As a recruiter, you may wonder where you fit into all this and why you should concern yourself with it, but the reality is that within the legislation is a new crime – Corporate Criminal Offence – also known as failure to prevent tax avoidance.
Here, in our follow up to part one of this two-part blog series, we look at what it means and the repercussions it can have on both your business and your personal professional reputation.
Ignorance is no excuse
The CFA makes recruitment companies criminally liable for failing to prevent tax evasion. The stark reality is that recruiters who are found guilty of tax avoidance crimes under the CFA face a potentially unlimited fine, as well as a criminal record, and lasting and permanent damage to both their reputation and livelihood.
Even referring a contractor to an umbrella company can have corporate criminal consequences if that umbrella turns out to be operating a tax avoidance scheme. It’s especially difficult when these non-compliant companies appear to be legitimate on the surface, and go out of their way to dupe both recruiters and contractors in order to make money from them.
How, then, are recruiters meant to navigate the plethora of tax avoidance schemes that present themselves as disguised remuneration, loans, employee benefit trusts or marketing expenses, that seek to wrongly encourage contractors to ‘maximise’ their take home pay? And how can recruiters protect themselves from contractors who are determined to operate through such umbrellas, either deliberately or unwittingly?
Things are not always as they seem
The first rule of due diligence is to remember that things are not always as they seem.
When considering their Preferred Supplier Lists (PSLs), it is essential that recruitment firms factor in the CFA to avoid making themselves vulnerable to criminal liabilities through referring contractors to intermediaries who are intent on avoiding tax. Remember that it’s your responsibility to be aware of all your suppliers’ activities in this regard.
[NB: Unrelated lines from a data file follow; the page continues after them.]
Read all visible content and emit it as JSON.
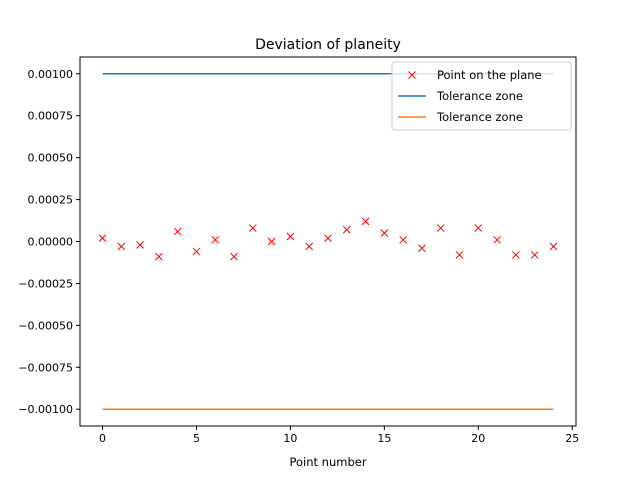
{
  "chart_data": {
    "type": "line",
    "title": "Deviation of planeity",
    "xlabel": "Point number",
    "ylabel": "",
    "xlim": [
      -1.2,
      25.2
    ],
    "ylim": [
      -0.0011,
      0.0011
    ],
    "x_ticks": [
      0,
      5,
      10,
      15,
      20,
      25
    ],
    "x_tick_labels": [
      "0",
      "5",
      "10",
      "15",
      "20",
      "25"
    ],
    "y_ticks": [
      0.001,
      0.00075,
      0.0005,
      0.00025,
      0.0,
      -0.00025,
      -0.0005,
      -0.00075,
      -0.001
    ],
    "y_tick_labels": [
      "0.00100",
      "0.00075",
      "0.00050",
      "0.00025",
      "0.00000",
      "−0.00025",
      "−0.00050",
      "−0.00075",
      "−0.00100"
    ],
    "grid": false,
    "legend_position": "top-right",
    "series": [
      {
        "name": "Point on the plane",
        "type": "scatter",
        "marker": "x",
        "color": "#ff0000",
        "x": [
          0,
          1,
          2,
          3,
          4,
          5,
          6,
          7,
          8,
          9,
          10,
          11,
          12,
          13,
          14,
          15,
          16,
          17,
          18,
          19,
          20,
          21,
          22,
          23,
          24
        ],
        "y": [
          2e-05,
          -3e-05,
          -2e-05,
          -9e-05,
          6e-05,
          -6e-05,
          1e-05,
          -9e-05,
          8e-05,
          0.0,
          3e-05,
          -3e-05,
          2e-05,
          7e-05,
          0.00012,
          5e-05,
          1e-05,
          -4e-05,
          8e-05,
          -8e-05,
          8e-05,
          1e-05,
          -8e-05,
          -8e-05,
          -3e-05
        ]
      },
      {
        "name": "Tolerance zone",
        "type": "line",
        "color": "#1f77b4",
        "x": [
          0,
          24
        ],
        "y": [
          0.001,
          0.001
        ]
      },
      {
        "name": "Tolerance zone",
        "type": "line",
        "color": "#ff7f0e",
        "x": [
          0,
          24
        ],
        "y": [
          -0.001,
          -0.001
        ]
      }
    ]
  }
}
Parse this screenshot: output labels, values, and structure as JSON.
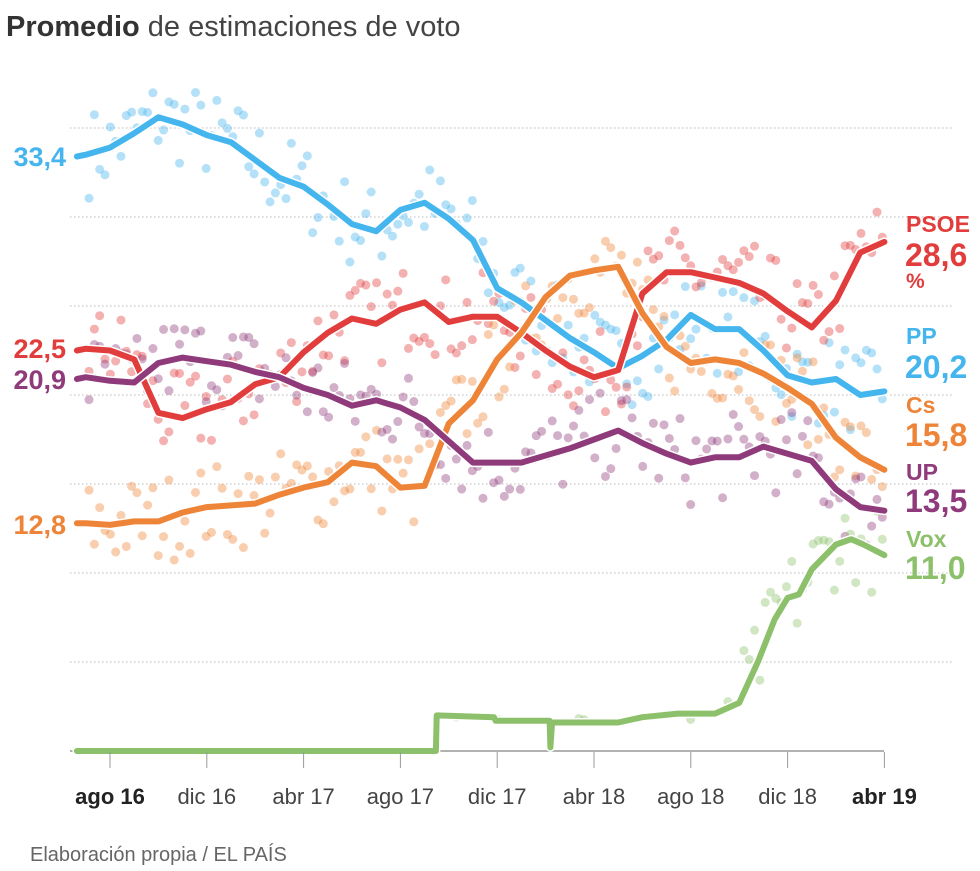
{
  "title": {
    "bold": "Promedio",
    "rest": " de estimaciones de voto"
  },
  "footer": "Elaboración propia / EL PAÍS",
  "chart_data": {
    "type": "line",
    "title": "Promedio de estimaciones de voto",
    "unit": "%",
    "ylim": [
      0,
      35
    ],
    "yticks": [
      0,
      5,
      10,
      15,
      20,
      25,
      30,
      35
    ],
    "grid": true,
    "xlim": [
      "2016-06-20",
      "2019-04-01"
    ],
    "xticks": [
      {
        "date": "2016-08-01",
        "label": "ago 16",
        "bold": true
      },
      {
        "date": "2016-12-01",
        "label": "dic 16",
        "bold": false
      },
      {
        "date": "2017-04-01",
        "label": "abr 17",
        "bold": false
      },
      {
        "date": "2017-08-01",
        "label": "ago 17",
        "bold": false
      },
      {
        "date": "2017-12-01",
        "label": "dic 17",
        "bold": false
      },
      {
        "date": "2018-04-01",
        "label": "abr 18",
        "bold": false
      },
      {
        "date": "2018-08-01",
        "label": "ago 18",
        "bold": false
      },
      {
        "date": "2018-12-01",
        "label": "dic 18",
        "bold": false
      },
      {
        "date": "2019-04-01",
        "label": "abr 19",
        "bold": true
      }
    ],
    "x": [
      "2016-06-20",
      "2016-07-01",
      "2016-08-01",
      "2016-09-01",
      "2016-10-01",
      "2016-11-01",
      "2016-12-01",
      "2017-01-01",
      "2017-02-01",
      "2017-03-01",
      "2017-04-01",
      "2017-05-01",
      "2017-06-01",
      "2017-07-01",
      "2017-08-01",
      "2017-09-01",
      "2017-10-01",
      "2017-11-01",
      "2017-12-01",
      "2018-01-01",
      "2018-02-01",
      "2018-03-01",
      "2018-04-01",
      "2018-05-01",
      "2018-06-01",
      "2018-07-01",
      "2018-08-01",
      "2018-09-01",
      "2018-10-01",
      "2018-11-01",
      "2018-12-01",
      "2019-01-01",
      "2019-02-01",
      "2019-03-01",
      "2019-04-01"
    ],
    "series": [
      {
        "name": "PP",
        "color": "#45b5ee",
        "start_label": "33,4",
        "end_label": "20,2",
        "values": [
          33.4,
          33.5,
          33.9,
          34.7,
          35.6,
          35.2,
          34.6,
          34.2,
          33.2,
          32.2,
          31.7,
          30.7,
          29.6,
          29.2,
          30.4,
          30.8,
          29.9,
          28.7,
          26.0,
          25.2,
          24.2,
          23.2,
          22.4,
          21.5,
          22.2,
          23.1,
          24.5,
          23.7,
          23.7,
          22.5,
          21.1,
          20.7,
          20.9,
          20.0,
          20.2
        ]
      },
      {
        "name": "PSOE",
        "color": "#e23d3d",
        "start_label": "22,5",
        "end_label": "28,6",
        "end_unit": "%",
        "values": [
          22.5,
          22.6,
          22.5,
          22.0,
          19.0,
          18.7,
          19.2,
          19.6,
          20.6,
          21.0,
          22.4,
          23.5,
          24.3,
          24.0,
          24.8,
          25.2,
          24.1,
          24.4,
          24.4,
          23.5,
          22.5,
          21.6,
          21.0,
          21.4,
          25.7,
          26.9,
          26.9,
          26.6,
          26.3,
          25.7,
          24.7,
          23.8,
          25.3,
          28.0,
          28.6
        ]
      },
      {
        "name": "Cs",
        "color": "#ee8438",
        "start_label": "12,8",
        "end_label": "15,8",
        "values": [
          12.8,
          12.8,
          12.7,
          12.9,
          12.9,
          13.4,
          13.7,
          13.8,
          13.9,
          14.4,
          14.8,
          15.1,
          16.2,
          16.0,
          14.8,
          14.9,
          18.4,
          19.7,
          22.0,
          23.5,
          25.5,
          26.7,
          27.0,
          27.2,
          24.6,
          22.7,
          21.8,
          22.0,
          21.8,
          21.2,
          20.4,
          19.5,
          17.6,
          16.5,
          15.8
        ]
      },
      {
        "name": "UP",
        "color": "#8f3a7a",
        "start_label": "20,9",
        "end_label": "13,5",
        "values": [
          20.9,
          21.0,
          20.8,
          20.7,
          21.8,
          22.1,
          21.9,
          21.7,
          21.3,
          21.0,
          20.4,
          20.0,
          19.4,
          19.7,
          19.3,
          18.6,
          17.4,
          16.2,
          16.2,
          16.2,
          16.6,
          17.0,
          17.5,
          18.0,
          17.3,
          16.7,
          16.2,
          16.5,
          16.5,
          17.1,
          16.7,
          16.3,
          14.7,
          13.7,
          13.5
        ]
      },
      {
        "name": "Vox",
        "color": "#8cc06a",
        "end_label": "11,0",
        "points": [
          [
            "2016-06-20",
            0
          ],
          [
            "2017-09-15",
            0
          ],
          [
            "2017-09-16",
            2.0
          ],
          [
            "2017-11-27",
            1.9
          ],
          [
            "2017-11-29",
            1.7
          ],
          [
            "2018-02-06",
            1.7
          ],
          [
            "2018-02-07",
            0.2
          ],
          [
            "2018-02-09",
            1.6
          ],
          [
            "2018-05-01",
            1.6
          ],
          [
            "2018-06-01",
            1.9
          ],
          [
            "2018-07-15",
            2.1
          ],
          [
            "2018-09-01",
            2.1
          ],
          [
            "2018-10-01",
            2.7
          ],
          [
            "2018-10-25",
            5.1
          ],
          [
            "2018-11-15",
            7.4
          ],
          [
            "2018-12-01",
            8.6
          ],
          [
            "2018-12-15",
            8.8
          ],
          [
            "2019-01-01",
            10.2
          ],
          [
            "2019-02-01",
            11.6
          ],
          [
            "2019-02-20",
            11.9
          ],
          [
            "2019-03-05",
            11.6
          ],
          [
            "2019-04-01",
            11.0
          ]
        ]
      }
    ]
  }
}
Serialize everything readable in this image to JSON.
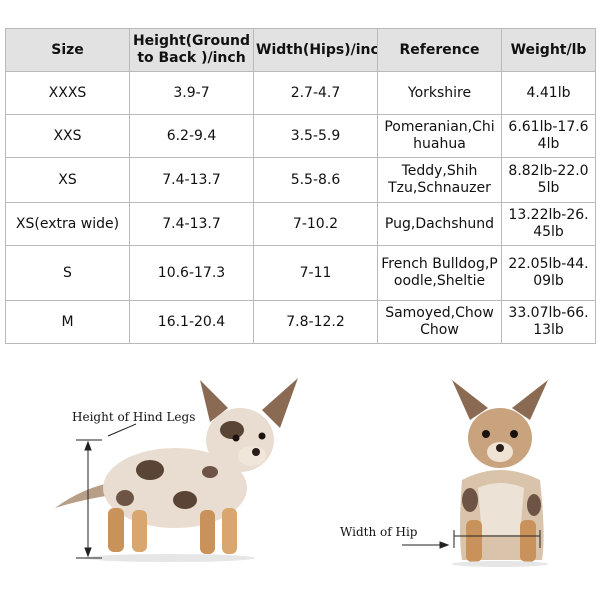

Therefore, clear and thorough management of the supply chain is vital. This includes training your recruitment consultants to ensure that they fully understand their actions in the context of the CFA. Your PSL should already be heavily-vetted to ensure that you only include compliant umbrellas, and your consultants should avoid going ‘off-piste’ and referring contractors to umbrellas that are not approved.
Incentives should also be carefully examined, and you should have policies and procedures in place to deal with the practice of consultants being offered incentives to refer contractors to specific umbrellas, especially if cash is involved. This can pose a risk if not declared as income, with the inference that it might be seen as tax avoidance, or even worse, tax evasion, and it’s something that no recruitment agency can be seen to condone. If your business is accused of such practices, your only defence against prosecution would be to demonstrate that you have adequate prevention procedures in place, and that these procedures were knowingly and deliberately flouted by the person in question.
Despite the CFA adding yet another layer of bureaucracy to a recruitment business’ already onerous burden, its intentions are good at heart. Its aims, to eliminate dubious and unethical practices, are designed to ensure fair treatment for everyone within the umbrella industry.
However, five years after its introduction, Professional Passport is still seeing evidence of dubious and non-compliant schemes thriving, and HMRC’s focus still appears to be on the victims rather than the perpetrators, despite it having the information and intelligence to shut them down and recoup lost revenue from the fraudsters.